Début avril, au plus fort des confinements imposés pour enrayer le Covid-19, on a enregistré une réduction de 17% de la pollution mondiale au CO2, selon la première évaluation du type, publiée mardi dans la revue Nature Climate Change.
La Chine, les Etats-Unis, l'Union européenne et l'Inde ont contribué pour les deux tiers à cette chute sur les quatre premiers mois de 2020, soit plus d'un milliard de tonnes de CO2. En 2019 les émissions industrielles et du secteur de l'énergie avaient atteint 37 milliards de tonnes, un record.
"Le confinement de la population a entrainé des changements profonds dans l'utilisation de l'énergie et les émissions de CO2", a déclaré Corinne Le Quéré, auteure principale de l'étude et professeure à l'université britannique d'East Anglia.
"Mais ces chutes seront probablement temporaires, car elles de reflètent pas des changements structurels dans les systèmes économiques, de transports ou énergétiques", ajoute celle qui préside par ailleurs le Haut Conseil pour le Climat français.
Si l'économie mondiale retrouvait ses conditions d'avant la pandémie d'ici mi-juin - scénario plus qu'improbable - les émissions de CO2 baisseraient de 4% sur l'année 2020, selon les calculs de Mme Le Quéré et son équipe de chercheurs. Si des restrictions se poursuivaient tout au long de l'année, la baisse sur 2020 atteindrait environ 7%.
"Ce serait à peine une virgule dans la courbe continue de l'accumulation de CO2 dans l'atmosphère," souligne ainsi Richard Betts, directeur des études sur les impacts climatiques à l'office national de météorologie britannique.
"Nous devons cesser de l'y mettre, pas juste l'y mettre moins vite. C'est comme réduire le débit du robinet sur une baignoire. L'eau monte toujours, mais juste moins vite", poursuit cet expert.

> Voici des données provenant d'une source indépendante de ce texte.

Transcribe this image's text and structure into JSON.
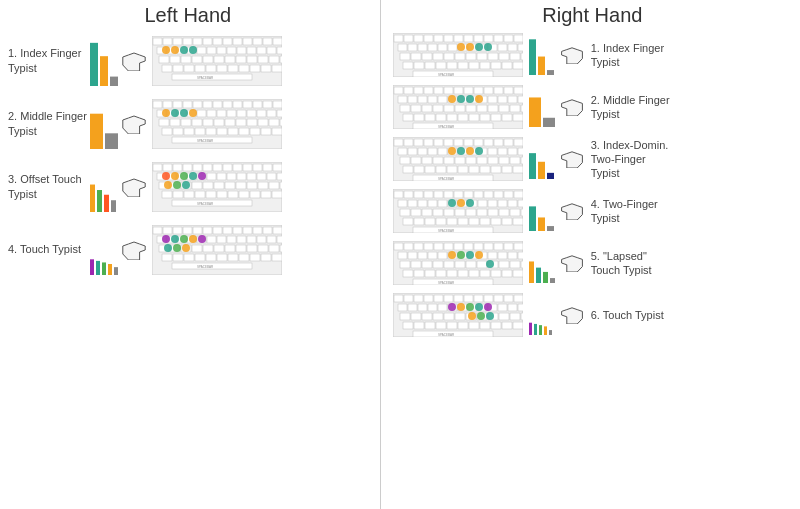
{
  "leftHeader": "Left Hand",
  "rightHeader": "Right Hand",
  "leftTypists": [
    {
      "number": "1.",
      "label": "Index Finger\nTypist",
      "bars": [
        {
          "height": 55,
          "color": "#2ca58d"
        },
        {
          "height": 38,
          "color": "#f4a11d"
        },
        {
          "height": 12,
          "color": "#888"
        }
      ],
      "dotColors": [
        "#f4a11d",
        "#f4a11d",
        "#2ca58d",
        "#2ca58d",
        "#888",
        "#888",
        "#888",
        "#888",
        "#888",
        "#888",
        "#888",
        "#888"
      ]
    },
    {
      "number": "2.",
      "label": "Middle Finger\nTypist",
      "bars": [
        {
          "height": 45,
          "color": "#f4a11d"
        },
        {
          "height": 20,
          "color": "#888"
        }
      ],
      "dotColors": [
        "#f4a11d",
        "#2ca58d",
        "#2ca58d",
        "#f4a11d",
        "#888",
        "#888",
        "#888",
        "#888",
        "#888",
        "#888",
        "#888",
        "#888"
      ]
    },
    {
      "number": "3.",
      "label": "Offset Touch\nTypist",
      "bars": [
        {
          "height": 35,
          "color": "#f4a11d"
        },
        {
          "height": 28,
          "color": "#4caf50"
        },
        {
          "height": 22,
          "color": "#ff5722"
        },
        {
          "height": 15,
          "color": "#888"
        }
      ],
      "dotColors": [
        "#ff5722",
        "#f4a11d",
        "#4caf50",
        "#2ca58d",
        "#9c27b0",
        "#f4a11d",
        "#4caf50",
        "#2ca58d",
        "#888",
        "#888",
        "#888",
        "#888"
      ]
    },
    {
      "number": "4.",
      "label": "Touch Typist",
      "bars": [
        {
          "height": 20,
          "color": "#9c27b0"
        },
        {
          "height": 18,
          "color": "#2ca58d"
        },
        {
          "height": 16,
          "color": "#4caf50"
        },
        {
          "height": 14,
          "color": "#f4a11d"
        },
        {
          "height": 10,
          "color": "#888"
        }
      ],
      "dotColors": [
        "#9c27b0",
        "#2ca58d",
        "#4caf50",
        "#f4a11d",
        "#9c27b0",
        "#2ca58d",
        "#4caf50",
        "#f4a11d",
        "#888",
        "#888",
        "#888",
        "#888"
      ]
    }
  ],
  "rightTypists": [
    {
      "number": "1.",
      "label": "Index Finger\nTypist",
      "bars": [
        {
          "height": 58,
          "color": "#2ca58d"
        },
        {
          "height": 30,
          "color": "#f4a11d"
        },
        {
          "height": 8,
          "color": "#888"
        }
      ],
      "dotColors": [
        "#2ca58d",
        "#2ca58d",
        "#f4a11d",
        "#f4a11d",
        "#888",
        "#888",
        "#888",
        "#888",
        "#888",
        "#888",
        "#888",
        "#888"
      ]
    },
    {
      "number": "2.",
      "label": "Middle Finger\nTypist",
      "bars": [
        {
          "height": 48,
          "color": "#f4a11d"
        },
        {
          "height": 15,
          "color": "#888"
        }
      ],
      "dotColors": [
        "#888",
        "#f4a11d",
        "#2ca58d",
        "#2ca58d",
        "#f4a11d",
        "#888",
        "#888",
        "#888",
        "#888",
        "#888",
        "#888",
        "#888"
      ]
    },
    {
      "number": "3.",
      "label": "Index-Domin.\nTwo-Finger\nTypist",
      "bars": [
        {
          "height": 42,
          "color": "#2ca58d"
        },
        {
          "height": 28,
          "color": "#f4a11d"
        },
        {
          "height": 10,
          "color": "#1a237e"
        }
      ],
      "dotColors": [
        "#888",
        "#2ca58d",
        "#f4a11d",
        "#2ca58d",
        "#f4a11d",
        "#888",
        "#888",
        "#888",
        "#888",
        "#888",
        "#888",
        "#888"
      ]
    },
    {
      "number": "4.",
      "label": "Two-Finger\nTypist",
      "bars": [
        {
          "height": 40,
          "color": "#2ca58d"
        },
        {
          "height": 22,
          "color": "#f4a11d"
        },
        {
          "height": 8,
          "color": "#888"
        }
      ],
      "dotColors": [
        "#888",
        "#888",
        "#2ca58d",
        "#f4a11d",
        "#2ca58d",
        "#888",
        "#888",
        "#888",
        "#888",
        "#888",
        "#888",
        "#888"
      ]
    },
    {
      "number": "5.",
      "label": "\"Lapsed\"\nTouch Typist",
      "bars": [
        {
          "height": 35,
          "color": "#f4a11d"
        },
        {
          "height": 25,
          "color": "#2ca58d"
        },
        {
          "height": 18,
          "color": "#4caf50"
        },
        {
          "height": 8,
          "color": "#888"
        }
      ],
      "dotColors": [
        "#888",
        "#f4a11d",
        "#2ca58d",
        "#4caf50",
        "#f4a11d",
        "#2ca58d",
        "#888",
        "#888",
        "#888",
        "#888",
        "#888",
        "#888"
      ]
    },
    {
      "number": "6.",
      "label": "Touch Typist",
      "bars": [
        {
          "height": 20,
          "color": "#9c27b0"
        },
        {
          "height": 18,
          "color": "#2ca58d"
        },
        {
          "height": 16,
          "color": "#4caf50"
        },
        {
          "height": 14,
          "color": "#f4a11d"
        },
        {
          "height": 8,
          "color": "#888"
        }
      ],
      "dotColors": [
        "#9c27b0",
        "#2ca58d",
        "#4caf50",
        "#f4a11d",
        "#9c27b0",
        "#2ca58d",
        "#4caf50",
        "#f4a11d",
        "#888",
        "#888",
        "#888",
        "#888"
      ]
    }
  ]
}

Car pendant la pandémie, la crise climatique continue, même si le Covid semble avoir relégué son urgence à l'arrière plan.
Pour atteindre l'objectif idéal de l'accord de Paris de limiter le réchauffement à +1,5°C par rapport à l'ère pré-industrielle, il faudrait réduire les émissions de CO2 de 7,6% par an, chaque année dès cette année et jusqu'à 2030. Alors que pour l'instant elles ne cessent d'augmenter.
Le monde a déjà gagné environ 1°C, entraînant une multiplication des catastrophes climatiques. Et chaque degré supplémentaire va augmenter exponentiellement l'ampleur des dérèglements.
Or au rythme actuel, la température pourrait grimper de 4 à 5°C d'ici à la fin du siècle. Et même si les Etats respectent leurs engagements actuels, la hausse du mercure pourrait dépasser 3°C.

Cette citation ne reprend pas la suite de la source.